The latest, Willis Towers Watson survey shows premiums are still rising year on year, and are likely to rise further

Motor premiums are on average £60 more expensive than a year ago, according to the latest Car Insurance Price Index in association with Willis Towers Watson.

And further increases in the pipeline could push the average comprehensive policy over £900 for the first time.

Premiums are 8% more than they were a year ago, even though rates saw a second consecutive quarter-on-quarter drop in prices in the final quarter of 2017. In October-December, prices fell by an average of 1.3% from the previous quarter, which was the largest quarterly reduction in more than three years.

According to the Index, which is based on price data compiled from almost six million customer quotes per quarter, the average premium rose from £579 in June 2014 to a peak of £847 in June 2017.

This latest fall in premiums, one of only three quarterly reductions seen since September 2014, means that the average comprehensive premium is now £827 per year, or £11 lower than in September 2017. While average premiums rose by £60, or almost 8%, over the last 12 months, this represents a significant deceleration compared to recent Index results which have recorded an average year-on-year increase of £110 for the previous six quarters, the report noted.

According to Willis Towers Watson, prices fell in early part of the fourth quarter, in anticipation of an adjustment to the Ogden rate, which had been cut earlier in the year. However, towards the end of the quarter prices edged back up after the government announced on 30 November that there would be a delay in setting the new Ogden rate.

Stephen Jones, UK head of P&C pricing, claims, product and underwriting at Willis Towers Watson, commented: “While the second quarterly drop and annual deceleration in premiums will be positive news for drivers, the marginal price increases seen at the end of the year suggest a level of uncertainty and volatility will continue to trouble the market into 2018, particularly concerning the impact of ongoing developments relating to Ogden.”

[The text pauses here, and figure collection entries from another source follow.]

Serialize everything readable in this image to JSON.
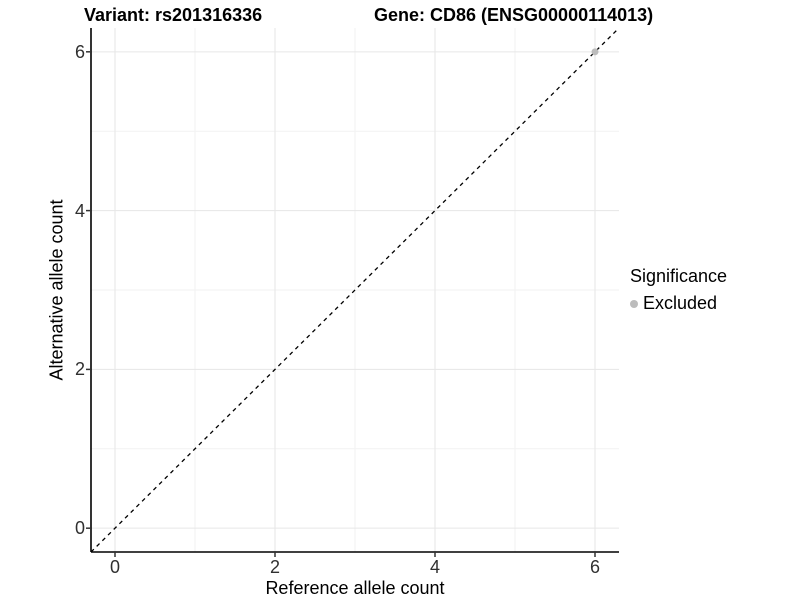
{
  "chart_data": {
    "type": "scatter",
    "titles": {
      "left": "Variant: rs201316336",
      "right": "Gene: CD86 (ENSG00000114013)"
    },
    "xlabel": "Reference allele count",
    "ylabel": "Alternative allele count",
    "xlim": [
      -0.3,
      6.3
    ],
    "ylim": [
      -0.3,
      6.3
    ],
    "x_ticks": [
      0,
      2,
      4,
      6
    ],
    "y_ticks": [
      0,
      2,
      4,
      6
    ],
    "x_minor_gridlines": [
      1,
      3,
      5
    ],
    "y_minor_gridlines": [
      1,
      3,
      5
    ],
    "grid": true,
    "reference_line": {
      "type": "identity",
      "style": "dashed",
      "color": "#000000"
    },
    "series": [
      {
        "name": "Excluded",
        "color": "#bcbcbc",
        "points": [
          [
            6,
            6
          ]
        ]
      }
    ],
    "legend": {
      "title": "Significance",
      "position": "right",
      "items": [
        {
          "label": "Excluded",
          "color": "#bcbcbc"
        }
      ]
    },
    "colors": {
      "background": "#ffffff",
      "panel_background": "#ffffff",
      "major_grid": "#e6e6e6",
      "minor_grid": "#f2f2f2",
      "axis_line": "#000000",
      "tick_mark": "#333333",
      "point": "#bcbcbc"
    }
  }
}
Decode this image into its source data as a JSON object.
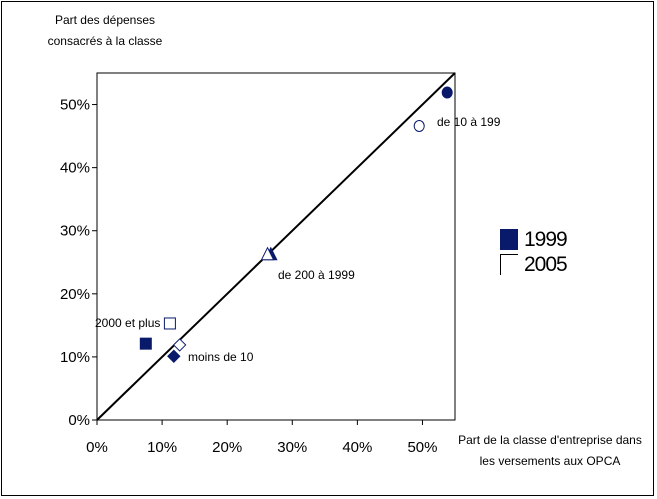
{
  "chart_data": {
    "type": "scatter",
    "ylabel": "Part des dépenses consacrés à la classe",
    "xlabel": "Part de la classe d'entreprise dans les versements aux OPCA",
    "xlim": [
      0,
      0.55
    ],
    "ylim": [
      0,
      0.55
    ],
    "xticks": [
      0,
      0.1,
      0.2,
      0.3,
      0.4,
      0.5
    ],
    "yticks": [
      0,
      0.1,
      0.2,
      0.3,
      0.4,
      0.5
    ],
    "xtick_labels": [
      "0%",
      "10%",
      "20%",
      "30%",
      "40%",
      "50%"
    ],
    "ytick_labels": [
      "0%",
      "10%",
      "20%",
      "30%",
      "40%",
      "50%"
    ],
    "reference_line": {
      "from": [
        0,
        0
      ],
      "to": [
        0.55,
        0.55
      ]
    },
    "series": [
      {
        "name": "1999",
        "color": "#0a1a6b",
        "filled": true,
        "points": [
          {
            "class": "de 10 à 199",
            "x": 0.538,
            "y": 0.519,
            "marker": "circle"
          },
          {
            "class": "de 200 à 1999",
            "x": 0.267,
            "y": 0.262,
            "marker": "triangle"
          },
          {
            "class": "2000 et plus",
            "x": 0.075,
            "y": 0.121,
            "marker": "square"
          },
          {
            "class": "moins de 10",
            "x": 0.118,
            "y": 0.101,
            "marker": "diamond"
          }
        ]
      },
      {
        "name": "2005",
        "color": "#0a1a6b",
        "filled": false,
        "points": [
          {
            "class": "de 10 à 199",
            "x": 0.495,
            "y": 0.466,
            "marker": "circle"
          },
          {
            "class": "de 200 à 1999",
            "x": 0.262,
            "y": 0.262,
            "marker": "triangle"
          },
          {
            "class": "2000 et plus",
            "x": 0.112,
            "y": 0.153,
            "marker": "square"
          },
          {
            "class": "moins de 10",
            "x": 0.127,
            "y": 0.119,
            "marker": "diamond"
          }
        ]
      }
    ],
    "annotations": [
      {
        "text": "de 10 à 199",
        "near_class": "de 10 à 199"
      },
      {
        "text": "de 200 à 1999",
        "near_class": "de 200 à 1999"
      },
      {
        "text": "2000 et plus",
        "near_class": "2000 et plus"
      },
      {
        "text": "moins de 10",
        "near_class": "moins de 10"
      }
    ],
    "legend": {
      "position": "right",
      "entries": [
        "1999",
        "2005"
      ]
    }
  }
}
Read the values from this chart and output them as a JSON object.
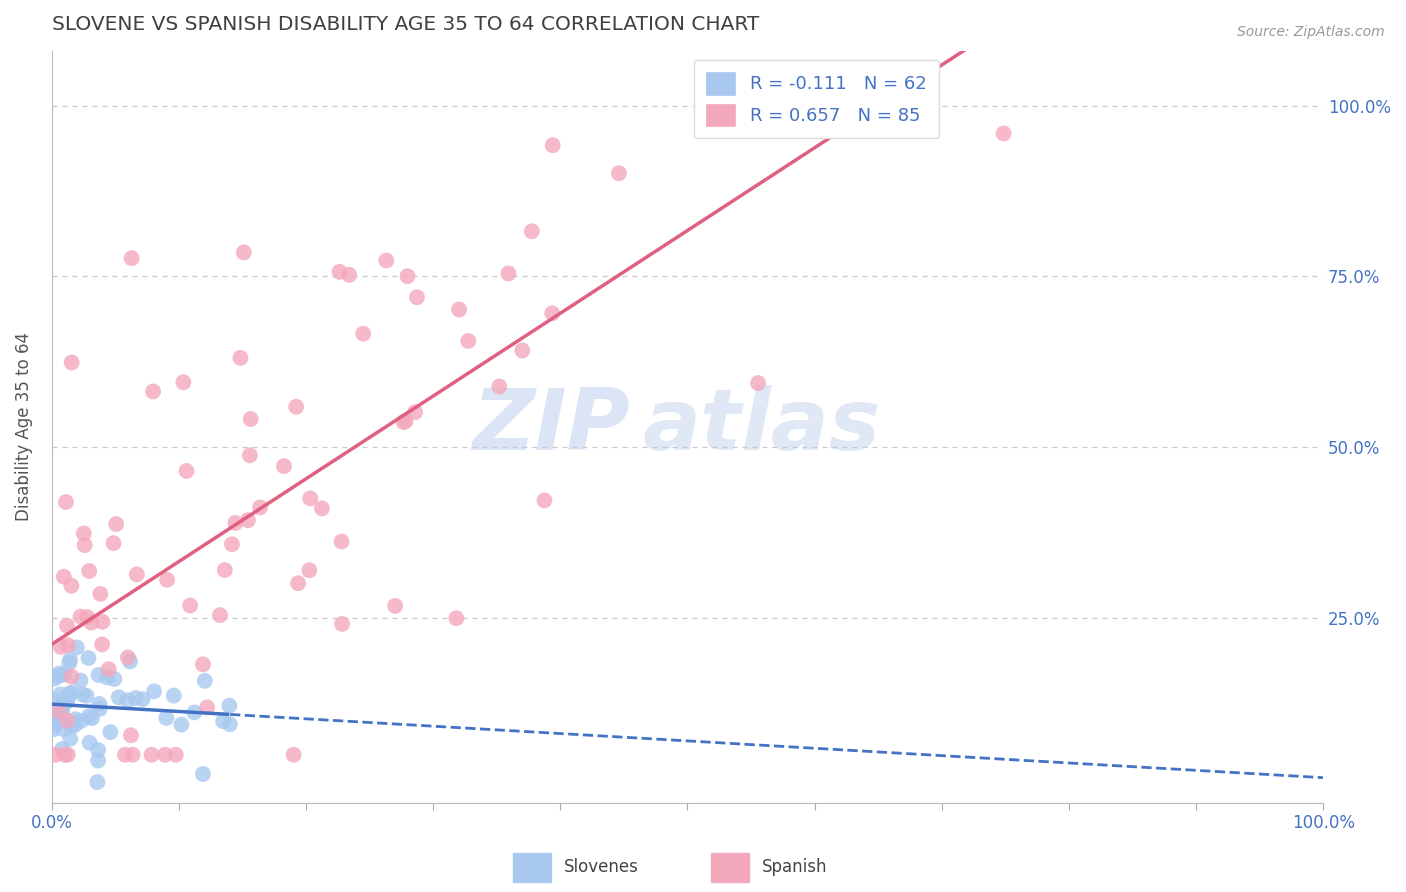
{
  "title": "SLOVENE VS SPANISH DISABILITY AGE 35 TO 64 CORRELATION CHART",
  "source_text": "Source: ZipAtlas.com",
  "ylabel": "Disability Age 35 to 64",
  "xlim": [
    0.0,
    1.0
  ],
  "ylim": [
    -0.02,
    1.08
  ],
  "slovene_R": -0.111,
  "slovene_N": 62,
  "spanish_R": 0.657,
  "spanish_N": 85,
  "slovene_color": "#a8c8f0",
  "spanish_color": "#f4a8bc",
  "slovene_line_color": "#4472c4",
  "spanish_line_color": "#e06080",
  "legend_slovene_label": "Slovenes",
  "legend_spanish_label": "Spanish",
  "watermark_zip": "ZIP",
  "watermark_atlas": "atlas",
  "background_color": "#ffffff",
  "grid_color": "#c8c8c8",
  "right_ytick_color": "#4472c4",
  "xtick_label_color": "#4472c4",
  "title_color": "#404040",
  "ytick_labels": [
    "100.0%",
    "75.0%",
    "50.0%",
    "25.0%"
  ],
  "ytick_vals": [
    1.0,
    0.75,
    0.5,
    0.25
  ],
  "xtick_labels": [
    "0.0%",
    "",
    "",
    "",
    "",
    "",
    "",
    "",
    "",
    "",
    "100.0%"
  ],
  "xtick_vals": [
    0.0,
    0.1,
    0.2,
    0.3,
    0.4,
    0.5,
    0.6,
    0.7,
    0.8,
    0.9,
    1.0
  ]
}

Louise O’Shea, chief executive of said: “Based on the current 8% year-on-year rise we expect average comprehensive premiums to exceed £900 by the end of this year. Despite the quarterly drop we have already seen volatile pricing, with the latest figures showing a 0.4% increase in December. We also anticipate a reinsurance rate increase following last year’s Ogden rate drop, which will further impact the direction of prices.”

In contrast to results from Q3 2017, when the majority of age groups still experienced double digit percentage increases compared to the same period in 2016, most drivers in the final quarter of 2017 benefited from a significant deceleration in their average annual premiums. Female insured-only drivers aged between 56-60, for example, saw the annual increase of their premiums drop from 18.8% to 2% in the last three months. For the first time in two years, some drivers even benefited from an annual drop in premium prices, with male drivers aged 66-70 who have an additional two drivers or more on their comprehensive policy seeing their premiums cut by 2.7%, equating to an average annual premium cut from £758 to £738.

Across the country, the fall in prices experienced by most regions over the third quarter of 2017 continued in to the last three months of the year. The biggest quarterly reduction, of 8.9%, was seen in the Scottish Borders, reducing average annual premiums to £623. One or two regions did buck this trend, with drivers in the North Midlands and East/ North-East of Scotland experiencing quarterly increases of 1.3% and 2.3% respectively.

The biggest annual decrease in prices were felt in East London, where annual motor insurance prices fell on average by 0.8% from £1,545 to £1,471. Highlighting the fluctuating premiums drivers face depending on where they live, drivers in the City of London were hit by the highest annual increase of 33.4%, taking their average premiums to £1,599 and, for the first time since 2009, making it the most expensive location in the country for car insurance. The cheapest place for motor insurance in the UK is Llandridod Wells in Wales, where drivers were paying an average of £574 at the end of 2017 for comprehensive car insurance.

Jones noted: “After a tough year for insurers in 2016, motor insurers saw an uplift in prospects following last year’s proposed Ogden rate revision. However, insurers still face a number of uncertainties in 2018, including the risk that Brexit negotiations will push the Civil Liability Bill into the slow lane, which may also impact the timing of changes to the discount rate. In addition, there is always the possibility of further increases in Insurance Premium Tax, and ongoing pressures on repair costs from the weakness of Sterling and increasing repair complexity.”